Helen Barney looks at the recent case of Woodhouse v West North West Homes Ltd 2013 UKEAT 0007_12_0506

The recent unreported decision of the EAT in Woodhouse v West North West Homes Ltd 2013 UKEAT 0007_12_0506 is likely to limit the extent to which employers can draw a parallel with the case of Martin v Devonshire Solicitors [2011] ICR 352 when dealing with serial complainants/litigants on a proscribed ground.

Facts

The Appellant had pursued some ten grievances and submitted nine Tribunal applications over a period of five years of employment, complaining of direct discrimination, harassment and victimisation.  The Respondent dismissed the Appellant on grounds that the relationship had “irretrievably broken down and trust and confidence no longer exists between the parties.”

The Tribunal found in favour of the Appellant in respect of his first grievance and noted a degree of substance to his second.  Grievances 3-10 were rejected by the Tribunal and described as "ill-founded grievances … substantially without any evidential basis", "unfounded grievances" and "objectively demonstrated to be false". The Tribunal concluded that the decision to suspend and dismiss the Appellant was not tainted by victimisation. 

The Tribunal found inter alia “that a comparable employee, who had evinced similar profound and long-standing lack of faith by submitting similarly ill-founded grievances, but without any racial connotation, would have been similarly treated.”

Appeal

Two principal areas of legal significance arise from the EAT’s Judgment:

1)            Confirmation that under the Equality Act 2010 section 27 there is no longer a requirement, as there was under previous equality legislation, for a Claimant to show that his or her treatment was less favourable than that which would have been afforded to a comparator. The test is simply now one of detriment and ”because of” a protected act. The Tribunal had erred in adopting a comparative approach.

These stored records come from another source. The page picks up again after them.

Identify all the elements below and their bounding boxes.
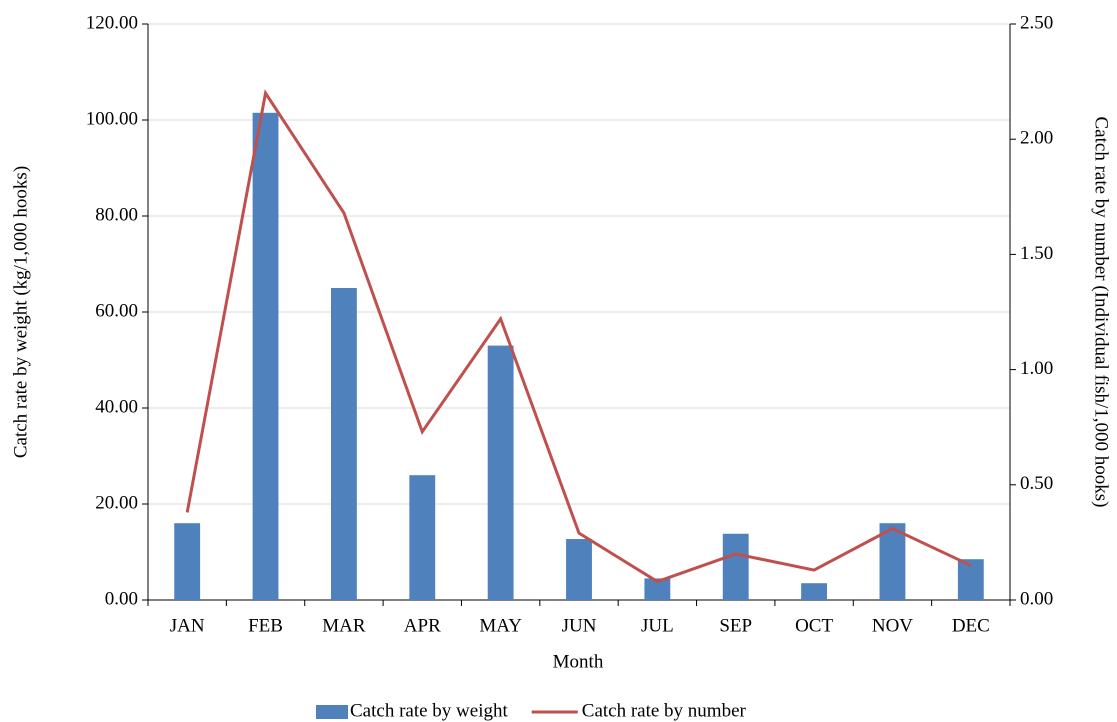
bar <box>566 539 592 600</box>
y-tick-label: 0.00 <box>105 588 138 609</box>
bar <box>174 523 201 600</box>
y-axis-title: Catch rate by weight (kg/1,000 hooks) <box>10 166 31 458</box>
x-tick-label: SEP <box>719 615 752 636</box>
x-tick-label: OCT <box>795 615 833 636</box>
legend-label: Catch rate by number <box>582 700 747 721</box>
bar <box>957 559 984 600</box>
y-tick-label: 100.00 <box>86 108 138 129</box>
x-tick-label: JAN <box>170 615 205 636</box>
bar <box>801 583 828 600</box>
bar <box>487 345 514 600</box>
y2-tick-label: 0.00 <box>1020 588 1053 609</box>
x-tick-label: APR <box>404 615 441 636</box>
bar <box>879 523 906 600</box>
y2-tick-label: 2.00 <box>1020 128 1053 149</box>
x-tick-label: NOV <box>872 615 913 636</box>
bar <box>409 475 436 600</box>
y-tick-label: 120.00 <box>86 12 138 33</box>
y-tick-label: 20.00 <box>95 492 138 513</box>
legend-label: Catch rate by weight <box>350 700 508 721</box>
x-tick-label: DEC <box>952 615 990 636</box>
y2-tick-label: 1.50 <box>1020 243 1053 264</box>
x-tick-label: MAY <box>479 615 522 636</box>
bar <box>644 578 671 600</box>
x-tick-label: JUN <box>562 615 597 636</box>
y2-tick-label: 2.50 <box>1020 12 1053 33</box>
y-tick-label: 40.00 <box>95 396 138 417</box>
y2-tick-label: 1.00 <box>1020 358 1053 379</box>
y2-tick-label: 0.50 <box>1020 473 1053 494</box>
x-axis-title: Month <box>553 651 604 672</box>
x-tick-label: MAR <box>322 615 366 636</box>
x-tick-label: FEB <box>248 615 283 636</box>
legend-swatch <box>316 705 348 719</box>
bar <box>252 112 279 601</box>
y-tick-label: 80.00 <box>95 204 138 225</box>
bar <box>722 533 749 600</box>
y-tick-label: 60.00 <box>95 300 138 321</box>
y2-axis-title: Catch rate by number (Individual fish/1,… <box>1091 116 1112 507</box>
line <box>185 89 972 584</box>
x-tick-label: JUL <box>641 615 674 636</box>
bar <box>330 288 357 600</box>
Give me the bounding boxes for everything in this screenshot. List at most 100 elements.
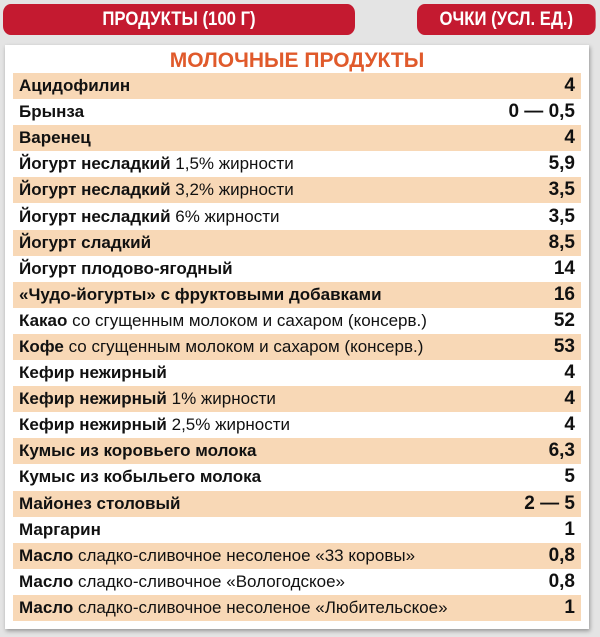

2)            The findings of fact detailed above in respect of the Claimant’s grievances were not capable of amounting to “genuinely separable features” from the making of the complaint itself.  Accordingly, the EAT substituted a finding that the Appellant had been victimised by his suspension and dismissal. Judge Hand Q.C. added the following note of caution to the Judgment in Martin as follows:

“In our judgment, Martin cannot be regarded as some sort of template into which the facts of cases of alleged victimisation can be fitted. There are no doubt exceptional cases where protected acts have not caused the dismissal or whatever other detriment is at issue. Martin is an example of such an exceptional case. But we emphasise the word exceptional; very few cases will have grievances based on paranoid delusions about events that never happened. It seems to us the process of measuring cases against such a yardstick is a dangerous one. One person's conviction that they have been discriminated against is very likely to generate the polar opposite, i.e. that the complainant is irrational, in the person or organisation complained about. Experience of this type of litigation teaches that grievances multiply and so the fact that here are a series of them is not unusual. It is a slippery slope towards neutering the concept of victimisation if the irrationality and multiplicity of grievances can lead, as a matter of routine, to the case being placed outside the scope of section 27 of the EA. All the more so when the origin of the problem is established, as here, to have been a real, as opposed to imaginary, race discrimination.”

Comment

Certainly at first tier level Tribunals had, in my experience, been receptive to the Martin distinction when addressing the thorny issue of what an employer can do when faced with serial, time-consuming and wholly unjustified complaints of discrimination. However, such empathy is likely to shift in view of Judge Hand Q.C’s firm steer.

Not all is lost for employers faced with such a difficult situation.  At paragraph 98 of the Judgment Judge Hand Q.C. recognises that conduct/behaviour might be one genuinely separable feature from the making of the complaint itself.  Examples where conduct in bringing the complaint has been upheld as not amounting to victimisation can be found in the cases of HM Prison Service v Ibimidun [2008] IRLR 940 (dismissal of an employee not related to the bringing of his race discrimination claim, but to the way in which that claim was pursued, to include unreasonable allegations designed to harass the employer into settlement) and Re York Truck Equipment EAT/109/88.

Some, albeit small, comfort can also be gleaned from section 27(3) of the Equality Act 2010 that disapplies victimisation in cases of “false evidence or information or making a false accusation…made in bad faith”.